Fairchild and Chow have been friends since the mid-80s when Chow was an assistant at BYU and Fairchild was also coaching in the WAC. He said Chow’s background and success at places such as BYU, USC and in the NFL led him to call his friend for an exchange of ideas.
“Primarily, what Norm’s always done a very good job with is throwing the ball, inside receivers, tight ends and backs,” Fairchild said. “I don’t think we do a good enough job with that. So, hearing where he’s come from and how he installs that part of his passing game is where we started.”

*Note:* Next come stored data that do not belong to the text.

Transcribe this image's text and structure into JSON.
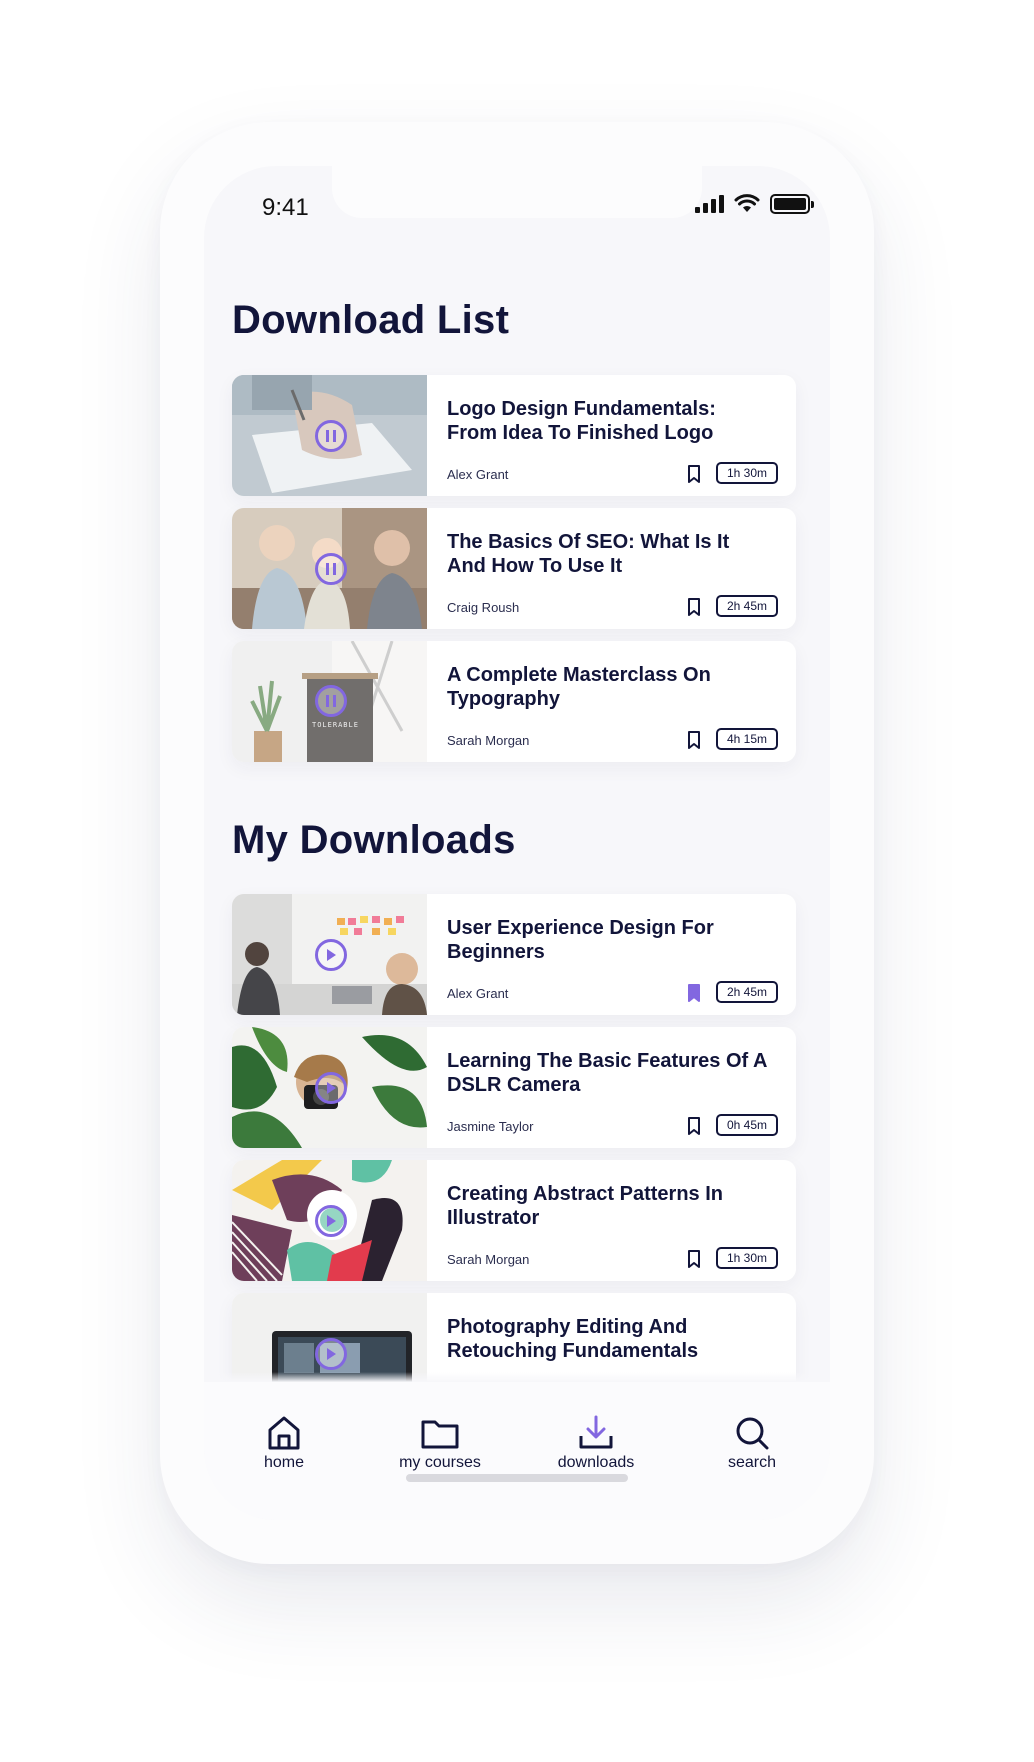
{
  "status_bar": {
    "time": "9:41"
  },
  "download_list": {
    "title": "Download List",
    "items": [
      {
        "title": "Logo Design Fundamentals: From Idea To Finished Logo",
        "author": "Alex Grant",
        "duration": "1h 30m",
        "state": "paused",
        "bookmarked": false
      },
      {
        "title": "The Basics Of SEO: What Is It And How To Use It",
        "author": "Craig Roush",
        "duration": "2h 45m",
        "state": "paused",
        "bookmarked": false
      },
      {
        "title": "A Complete Masterclass On Typography",
        "author": "Sarah Morgan",
        "duration": "4h 15m",
        "state": "paused",
        "bookmarked": false,
        "thumb_text": "TOLERABLE"
      }
    ]
  },
  "my_downloads": {
    "title": "My Downloads",
    "items": [
      {
        "title": "User Experience Design For Beginners",
        "author": "Alex Grant",
        "duration": "2h 45m",
        "state": "play",
        "bookmarked": true
      },
      {
        "title": "Learning The Basic Features Of A DSLR Camera",
        "author": "Jasmine Taylor",
        "duration": "0h 45m",
        "state": "play",
        "bookmarked": false
      },
      {
        "title": "Creating Abstract Patterns In Illustrator",
        "author": "Sarah Morgan",
        "duration": "1h 30m",
        "state": "play",
        "bookmarked": false
      },
      {
        "title": "Photography Editing And Retouching Fundamentals",
        "state": "play"
      }
    ]
  },
  "tabbar": {
    "home": "home",
    "courses": "my courses",
    "downloads": "downloads",
    "search": "search",
    "active": "downloads"
  },
  "colors": {
    "accent": "#8267e0",
    "text_dark": "#12153a",
    "background": "#f7f7fa"
  },
  "icons": [
    "pause-icon",
    "play-icon",
    "bookmark-icon",
    "home-icon",
    "folder-icon",
    "download-icon",
    "search-icon",
    "signal-icon",
    "wifi-icon",
    "battery-icon"
  ]
}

Chow isn’t Colorado State’s first on-campus guest. The Rams’ defensive staff had coaches from Nebraska visit and Fairchild said he anticipates meetings with several other coaches in the near future.
Last year, Fairchild visited San Diego to meet with the Chargers staff and came home with an idea that he applied to his scheme. The Rams also put in some things from Houston Texans coach Gary Kubiak, who visited. Kubiak had two sons on the team last year and one is still there.
Who and how many coaches to bring in largely depends on the year and the needs. Any coach Fairchild brings in or visits has to have an extensive résumé and excel in places where Colorado State struggles. The meetings also depend on the willingness to share and not just take.
“We look at their body of work over a period of time,” Fairchild said about the coaches with whom he decides to speak. “Where they’ve been, what they’ve been subjected to. Part of it, too, is finding someone that you know and is willing to share ideas. If they’re not willing to share then it’s kind of a waste of time.”
Fairchild said he met with his offensive staff Tuesday to recap Chow’s visit. He said his staff meeting fostered a lot of different ideas and variations that he hopes with make the Rams successful in 2010.
“There were some real interesting things that he showed us,” Fairchild said.
He said the addition of Dan Hammerschmidt also has produced some ideas that could create variations for the offense.
For the two seasons Hammerschmidt was away from Colorado State, he spent time working with the spread offenses at Rice and Wyoming. While Fairchild maintains that his offense will not be spread, there are some concepts that he’d like to mesh with what the Rams already do.
The Rams won’t look dramatically different on offense because of these exchanges, but Fairchild said they’ll probably be better in some areas they struggled with last season. At the very least, he enjoys the open exchange of ideas and knows that it will mean a better future for his program.
“I don’t pretend to know everything, so when someone else is doing something, be it third down or red zone, when they're doing something very well, I’d like to have them talk to me about it,” Fairchild said. “Even when you see it on tape sometimes you don’t understand the nuances and if someone’s willing to share with you, it’s good. It’s a big football world out there and there’s a lot to learn.”